It's been at least five years since I've actually done FPGA work, but I
always took unexpected optimizations of this sort to mean that I didn't
have my head screwed on straight, and I needed to figure out what I was
doing wrong.
Most of the time, I was right.
--
Tim Wescott
Wescott Design Services
http://www.wescottdesign.com
Article: 158457
On 11/30/2015 6:32 PM, Simon wrote:
> Just to follow up, it definitely is because it's being optimised away. If I
> add a port which links to a byte of the stack register space, and link it
> to the top-level test bench...
>
> module cpu_6502
> (
> ...
> output reg [`NW:0] stackff
> );
>
> ////////////////////////////////////////////////////////////////////////////
> // Set up the stack as a register array
> ////////////////////////////////////////////////////////////////////////////
> reg [`NW:0] stack[0:255]; // Stack-page
>
> always @ (posedge(clk))
> stackff <= stack[255];
>
>
> ... the report tells me that bits [31:8] of 'newSPData' are optimised away, but bits [7:0]
> are not.
>
> Aside: The report is also saying: "INFO: [Synth 8-5545] ROM "stack_reg[255]" won't be
> mapped to RAM because address size (32) is larger than maximum supported(25)"
>
> Am I misunderstanding this, or is my declaration wrong ? I'm trying to
> declare 256 8-bit (`NW is defined to be 7) registers to represent a single
> page (the 6502 uses page-1 as a stack, so its stack pointer is only 8-bits in size).
> 256 bytes ought to fit into a 4K-byte block-ram...
>
> Cheers
> Simon.
>
I am not clear what you are trying to do with the stack here. Do you
have a relatively complete CPU implemented?

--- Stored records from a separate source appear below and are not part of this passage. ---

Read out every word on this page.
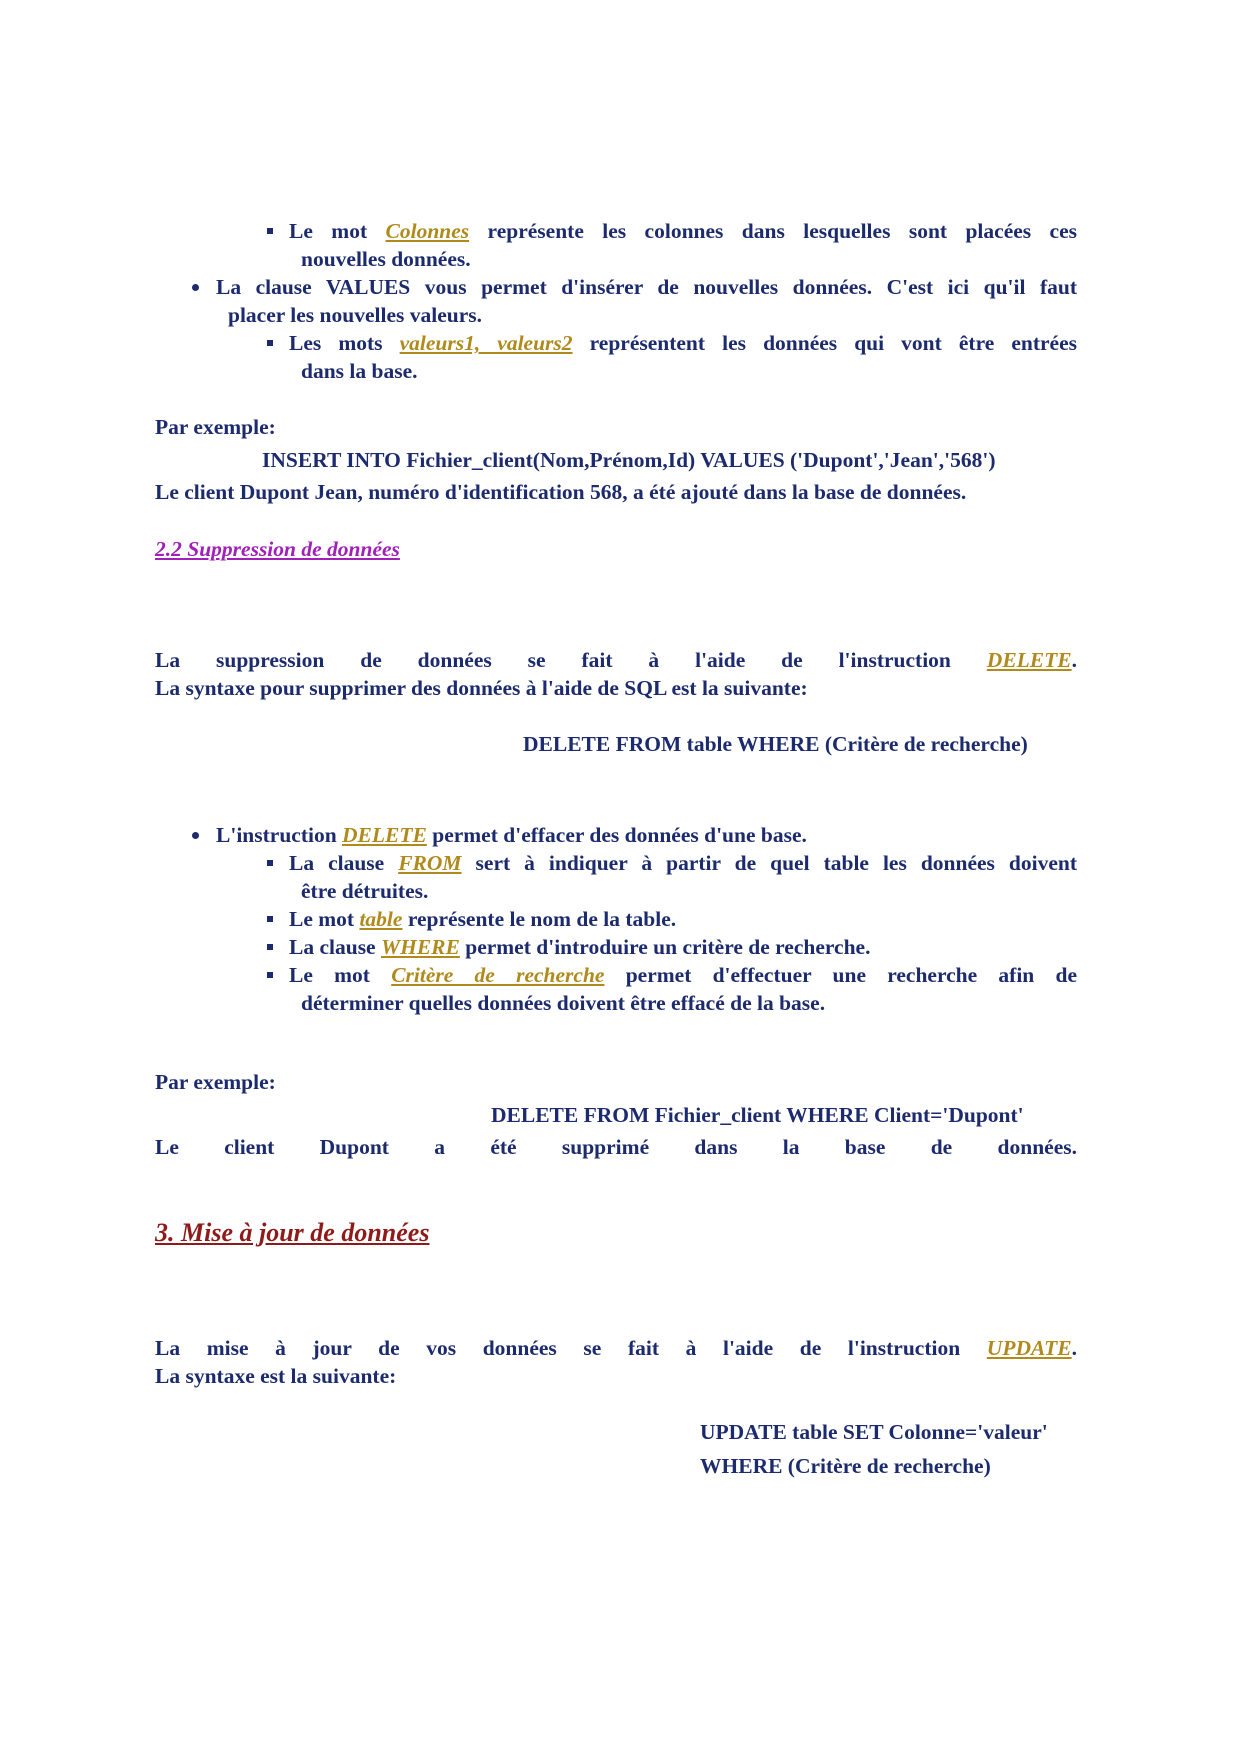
Le mot Colonnes représente les colonnes dans lesquelles sont placées ces
nouvelles données.
La clause VALUES vous permet d'insérer de nouvelles données. C'est ici qu'il faut
placer les nouvelles valeurs.
Les mots valeurs1, valeurs2 représentent les données qui vont être entrées
dans la base.
Par exemple:
INSERT INTO Fichier_client(Nom,Prénom,Id) VALUES ('Dupont','Jean','568')
Le client Dupont Jean, numéro d'identification 568, a été ajouté dans la base de données.
2.2 Suppression de données
La suppression de données se fait à l'aide de l'instruction DELETE.
La syntaxe pour supprimer des données à l'aide de SQL est la suivante:
DELETE FROM table WHERE (Critère de recherche)
L'instruction DELETE permet d'effacer des données d'une base.
La clause FROM sert à indiquer à partir de quel table les données doivent
être détruites.
Le mot table représente le nom de la table.
La clause WHERE permet d'introduire un critère de recherche.
Le mot Critère de recherche permet d'effectuer une recherche afin de
déterminer quelles données doivent être effacé de la base.
Par exemple:
DELETE FROM Fichier_client WHERE Client='Dupont'
Le client Dupont a été supprimé dans la base de données.
3. Mise à jour de données
La mise à jour de vos données se fait à l'aide de l'instruction UPDATE.
La syntaxe est la suivante:
UPDATE table SET Colonne='valeur'
WHERE (Critère de recherche)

I would expect something like:
module CPU6502
(
output wire [ 7:0] data_out,
output wire [15:0] address_out,
input wire [ 7:0] data_in,
output wire write_enable,
output wire read_enable,
input wire irq_in,
input wire nmi_in,
input wire clk,
input wire rstn
)
I would expect that you would have an 8 bit stack pointer that would get
muxed onto the address bus, possibly with offsets from the instruction
stream. The newSP value would go into the stack pointer when you are
updating the stack.
RAM would get hung on the address and data buses with block decode logic
to decode the upper address bits into a chip select for the RAM and
peripherals. Since FPGA's don't do tri-state buses, there will be a read
data in mux to select the data source from the addressed bus target for
reads.
sort of like:
module mcu
(
output uart_txd,
input uart_rxd,
input clk,
input rstn
)
wire [15:0] address;
wire [ 7:0] data_out;
wire [ 7:0] ram_data, rom_data, uart_data;
reg [ 7:0] data_in;
wire ram_block_sel, rom_block_sel, uart_block_sel;
wire write_enable, read_enable;
CPU6502 cpu
(
.data_out (data_out),
.data_in (data_in),
.address_out (address),
.write_enable (write_enable),
.read_enable (read_enable),
.irq_in (irq),
.nmi_in (1'b0),
.clk (clk),
.rstn (rstn)
);
RAM_1Kx8 ram
(
.address_in (address[9:0]),
.data_in (data_out),
.data_out (ram_data),
.write_enable (write_enable),
.chip_sel (ram_block_sel)
);
ROM_1Kx8 rom
(
.address_in (address[9:0]),
.data_out (rom_data),
.read_enable (read_enable),
.chip_sel (rom_block_sel)
);
UART uart
(
.txd (uart_txd),
.rxd (uart_rxd),
.reg_select (address[1:0]), // 2 bits of address
.data_in (data_out),
.data_out (uart_data),
.write_enable (write_enable),
.read_enable (read_enable),
.irq_out (irq),
.clk (clk),
.rstn (rstn)
)
// address block decode
assign rom_block_sel = address [15:13] == 3'b111; // top address
assign ram_block_sel = address [15:13] == 3'b000; // bottom address
assign uart_block_sel = address [15:13] == 3'b001;
// read data path mux
always @( * )
begin
case (address[15:13])
3'b000: data_in = ram_data;
3'b001: data_in = uard_data;
3'b111: data_in = rom_data;
default: data_in = 8'h0;
endcase
end
endmodule
Article: 158458
On 11/30/2015 8:53 PM, Tim Wescott wrote:
> On Mon, 30 Nov 2015 18:23:43 +0000, Mark Curry wrote:
>
>> In article <450e997a-afd7-4c3d-a181-b324af6ede3c@googlegroups.com>,
>> Simon <google@gornall.net> wrote:
>>> So I have a partly-complete design for a 6502 CPU, it's simulating just
>>> fine for the implemented opcodes, but when I run synthesis, I get a
>>> whole load of "Sequential element (\newSPData_reg[23] ) is unused and
>>> will be removed from module execute.", one for each bit in the register,
>>> in fact.
>>>
>>> I know the logic is *trying* to use this register, I can see the values
>>> in the register changing during simulation runs, but I can't for the
>>> life of me see why it would be removed - the 'execute' module is
>>> basically a case statement, with one of the cases explicitly setting the
>>> value of the 'newSPData' register.
>>>
>>> Again, in the simulation, I see the case being executed, and the values
>>> changing. I guess what I'm looking for is any tips on how to tackle the
>>> problem ("The Knowledge", if you will), I've already tried the 'trace
>>> through the logic for the case that should trigger the case in question,
>>> and see if anything jumps out at me'. I remain un-jumped-out-at [sigh].
>> <snip>
>>
>> Simon - just ignore the message and move on. Really.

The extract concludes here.